No other Knick can approximate Randle’s ability to bulldoze his way to the paint, whether from the post or getting downhill as the ball-handler in the pick-and-roll. No other Knick is as much of a scoring threat, which means no one else is as likely to draw an extra defender and get a teammate open elsewhere. And no other Knick is as adept at leveraging that additional attention by slinging the ball across the court to that open teammate, often stationed behind the 3-point arc. Despite playing just 46 games, Randle is still second on the Knicks in assists leading to 3-pointers this season, according to PBP Stats; among 232 players to log at least 1,000 minutes this season, he’s 16th in 3-point assists per 100 possessions.

That shot creation didn’t lead to elite offense: New York scored 114 points-per-100 in Randle/no Brunson minutes, a bottom-10 rate about on par with what the Heat have produced over the full season. But that’s still a hell of a lot better than what New York has mustered in Brunson’s absence since Randle’s injury … and, with the way the Knicks can clamp down, it was enough for them to win those no-Brunson minutes. If they could replicate that formula in the playoffs — blitz teams with the starters on the court, stagger the stars’ minutes, stay afloat when one’s resting, profit — that would make them an awfully tough out against even elite competition.

“Replicating the formula in the playoffs,” of course, is where Randle’s game has generated the loudest, sharpest critiques; that All-Star, All-NBA, star-level regular-season production hasn’t carried over when the games matter most.
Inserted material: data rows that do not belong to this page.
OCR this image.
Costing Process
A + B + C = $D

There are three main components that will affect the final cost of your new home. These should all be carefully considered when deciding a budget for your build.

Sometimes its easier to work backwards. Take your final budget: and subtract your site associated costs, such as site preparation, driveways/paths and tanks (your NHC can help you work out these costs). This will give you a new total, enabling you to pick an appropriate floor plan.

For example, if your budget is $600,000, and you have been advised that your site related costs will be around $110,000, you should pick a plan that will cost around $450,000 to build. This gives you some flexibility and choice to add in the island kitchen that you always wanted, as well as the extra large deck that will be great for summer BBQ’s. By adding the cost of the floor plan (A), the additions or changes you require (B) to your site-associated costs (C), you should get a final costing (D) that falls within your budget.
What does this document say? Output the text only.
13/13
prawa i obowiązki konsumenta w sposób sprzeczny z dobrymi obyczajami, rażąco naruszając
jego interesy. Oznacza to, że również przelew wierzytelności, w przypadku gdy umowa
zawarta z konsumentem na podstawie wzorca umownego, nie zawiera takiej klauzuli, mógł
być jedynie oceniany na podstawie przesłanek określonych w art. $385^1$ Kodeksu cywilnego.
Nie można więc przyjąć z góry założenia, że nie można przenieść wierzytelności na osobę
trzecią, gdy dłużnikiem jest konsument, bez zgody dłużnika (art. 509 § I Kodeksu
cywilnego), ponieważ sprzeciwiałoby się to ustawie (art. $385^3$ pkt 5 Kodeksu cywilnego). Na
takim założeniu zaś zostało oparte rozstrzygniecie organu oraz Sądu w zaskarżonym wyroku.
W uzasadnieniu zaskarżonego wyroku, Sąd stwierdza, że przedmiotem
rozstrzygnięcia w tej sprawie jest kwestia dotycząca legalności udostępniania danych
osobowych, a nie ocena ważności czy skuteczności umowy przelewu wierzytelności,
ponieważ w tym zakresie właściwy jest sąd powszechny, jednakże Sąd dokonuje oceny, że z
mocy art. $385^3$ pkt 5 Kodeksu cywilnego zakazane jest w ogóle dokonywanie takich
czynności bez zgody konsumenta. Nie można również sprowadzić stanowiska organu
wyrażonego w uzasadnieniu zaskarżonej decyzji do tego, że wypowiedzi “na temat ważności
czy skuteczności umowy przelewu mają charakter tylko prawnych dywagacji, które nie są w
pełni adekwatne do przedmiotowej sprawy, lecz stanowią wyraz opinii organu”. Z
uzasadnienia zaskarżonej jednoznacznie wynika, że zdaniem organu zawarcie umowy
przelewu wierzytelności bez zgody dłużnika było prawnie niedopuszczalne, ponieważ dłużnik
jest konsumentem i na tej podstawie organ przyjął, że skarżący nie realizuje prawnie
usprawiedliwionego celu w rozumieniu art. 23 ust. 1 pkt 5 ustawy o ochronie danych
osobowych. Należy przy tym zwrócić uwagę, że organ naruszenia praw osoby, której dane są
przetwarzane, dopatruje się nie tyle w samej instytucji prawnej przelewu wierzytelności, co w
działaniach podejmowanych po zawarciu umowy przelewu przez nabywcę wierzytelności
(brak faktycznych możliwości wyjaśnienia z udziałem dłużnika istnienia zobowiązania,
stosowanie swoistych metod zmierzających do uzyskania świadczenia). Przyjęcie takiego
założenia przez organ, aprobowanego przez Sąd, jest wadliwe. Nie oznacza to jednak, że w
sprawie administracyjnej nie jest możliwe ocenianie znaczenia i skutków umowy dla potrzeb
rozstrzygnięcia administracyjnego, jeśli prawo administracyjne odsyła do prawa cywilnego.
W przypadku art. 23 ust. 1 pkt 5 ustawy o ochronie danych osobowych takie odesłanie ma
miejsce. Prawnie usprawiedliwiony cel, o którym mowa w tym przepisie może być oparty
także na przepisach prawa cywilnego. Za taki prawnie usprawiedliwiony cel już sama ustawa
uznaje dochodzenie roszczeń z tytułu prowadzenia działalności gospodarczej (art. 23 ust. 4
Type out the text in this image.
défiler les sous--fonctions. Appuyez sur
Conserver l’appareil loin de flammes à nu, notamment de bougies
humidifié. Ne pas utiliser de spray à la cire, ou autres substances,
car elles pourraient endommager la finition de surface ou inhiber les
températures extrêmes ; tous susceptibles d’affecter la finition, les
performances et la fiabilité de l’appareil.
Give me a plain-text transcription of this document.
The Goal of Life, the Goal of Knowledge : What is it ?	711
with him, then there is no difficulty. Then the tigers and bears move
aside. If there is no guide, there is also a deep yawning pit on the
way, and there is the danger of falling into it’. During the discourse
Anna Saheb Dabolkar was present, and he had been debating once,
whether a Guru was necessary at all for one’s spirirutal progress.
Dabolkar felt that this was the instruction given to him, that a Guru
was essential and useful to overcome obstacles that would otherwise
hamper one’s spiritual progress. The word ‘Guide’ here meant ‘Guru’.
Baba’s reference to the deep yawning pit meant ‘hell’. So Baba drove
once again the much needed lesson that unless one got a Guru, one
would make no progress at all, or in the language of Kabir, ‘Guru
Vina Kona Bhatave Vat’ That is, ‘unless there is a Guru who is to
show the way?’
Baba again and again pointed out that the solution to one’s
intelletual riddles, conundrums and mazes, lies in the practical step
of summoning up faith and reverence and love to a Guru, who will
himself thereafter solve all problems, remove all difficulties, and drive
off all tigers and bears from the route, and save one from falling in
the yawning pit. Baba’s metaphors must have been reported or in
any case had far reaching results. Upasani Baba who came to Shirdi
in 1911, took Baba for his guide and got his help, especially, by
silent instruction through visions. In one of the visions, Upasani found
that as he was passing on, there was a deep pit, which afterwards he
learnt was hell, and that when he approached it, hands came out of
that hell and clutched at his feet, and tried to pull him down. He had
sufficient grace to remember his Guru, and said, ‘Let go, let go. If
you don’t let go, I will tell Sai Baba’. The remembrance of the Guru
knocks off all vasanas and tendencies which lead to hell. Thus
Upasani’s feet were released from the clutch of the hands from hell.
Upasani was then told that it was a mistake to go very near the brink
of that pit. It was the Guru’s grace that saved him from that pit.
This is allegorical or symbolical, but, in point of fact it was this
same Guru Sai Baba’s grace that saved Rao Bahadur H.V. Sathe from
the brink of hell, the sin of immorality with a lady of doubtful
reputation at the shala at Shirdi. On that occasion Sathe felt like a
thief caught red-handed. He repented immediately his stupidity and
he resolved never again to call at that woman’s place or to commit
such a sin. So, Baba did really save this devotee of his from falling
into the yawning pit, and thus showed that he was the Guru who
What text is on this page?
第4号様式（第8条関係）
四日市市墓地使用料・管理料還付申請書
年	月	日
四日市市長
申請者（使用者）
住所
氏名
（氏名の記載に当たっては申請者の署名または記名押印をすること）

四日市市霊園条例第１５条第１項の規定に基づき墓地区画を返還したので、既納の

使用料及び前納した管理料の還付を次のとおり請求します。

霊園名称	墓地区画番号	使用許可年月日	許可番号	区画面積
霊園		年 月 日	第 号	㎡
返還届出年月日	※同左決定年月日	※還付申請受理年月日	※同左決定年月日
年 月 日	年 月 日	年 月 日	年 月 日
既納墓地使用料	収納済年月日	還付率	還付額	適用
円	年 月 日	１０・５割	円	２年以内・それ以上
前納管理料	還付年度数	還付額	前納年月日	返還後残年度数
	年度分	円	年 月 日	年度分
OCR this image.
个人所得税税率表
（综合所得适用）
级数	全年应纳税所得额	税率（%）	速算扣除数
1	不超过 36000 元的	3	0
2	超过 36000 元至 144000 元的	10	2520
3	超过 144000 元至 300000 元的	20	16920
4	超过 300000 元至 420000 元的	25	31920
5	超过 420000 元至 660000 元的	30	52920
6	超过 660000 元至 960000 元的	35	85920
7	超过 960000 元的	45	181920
Following his All-Star, All-NBA, Most Improved Player breakthrough in 2021, Randle sputtered in New York’s first-round matchup with the Hawks, shooting a disastrous 28-for-94 from the floor (29.8%) with more turnovers (23) than assists (20). After Trae Young and Co. drummed New York out of the playoffs in five games — a loss that made it clear to Knicks brass just how much they needed a high-end playmaker at the point, eventually leading to their pursuit of Brunson — Randle sought the opportunity to rehabilitate his postseason reputation last spring … only to suffer a severe ankle sprain in late March.

He rushed back for the start of the first round against the Cavaliers, but was clearly hampered throughout the series before re-aggravating the injury in the Game 5 clincher. He would miss Game 1 of the second round against the Heat, play inconsistently through the remainder of a series that Miami went on to win in six and eventually go under the knife to repair the balky ankle.

You can imagine those twin disappointments weighing on Randle. He was the seventh overall pick in the 2014 NBA Draft; this summer makes a decade in the league for him, and he’s got one postseason series win to his name, and he was well below 100% even for that. The Knicks team that took the floor in January is the best one Randle’s ever played on. Maybe that’s why he reportedly went so hard on the rehab route; of course you don’t want to just give up the chance to see that through, to rewrite the story of who you are, of who you can be, on the sport’s biggest stage until you hit the point where you’ve exhausted every option available to you.

Randle hit that point Thursday. His season is over, and with it, so is the Knicks’ dream of seeing the team that stomped the league in January take the court again in spring. Randle will have to wait another year for the chance to rewrite his story; now, we'll see what kind of ending to this season Brunson, Thibodeau and Co. can author in his absence.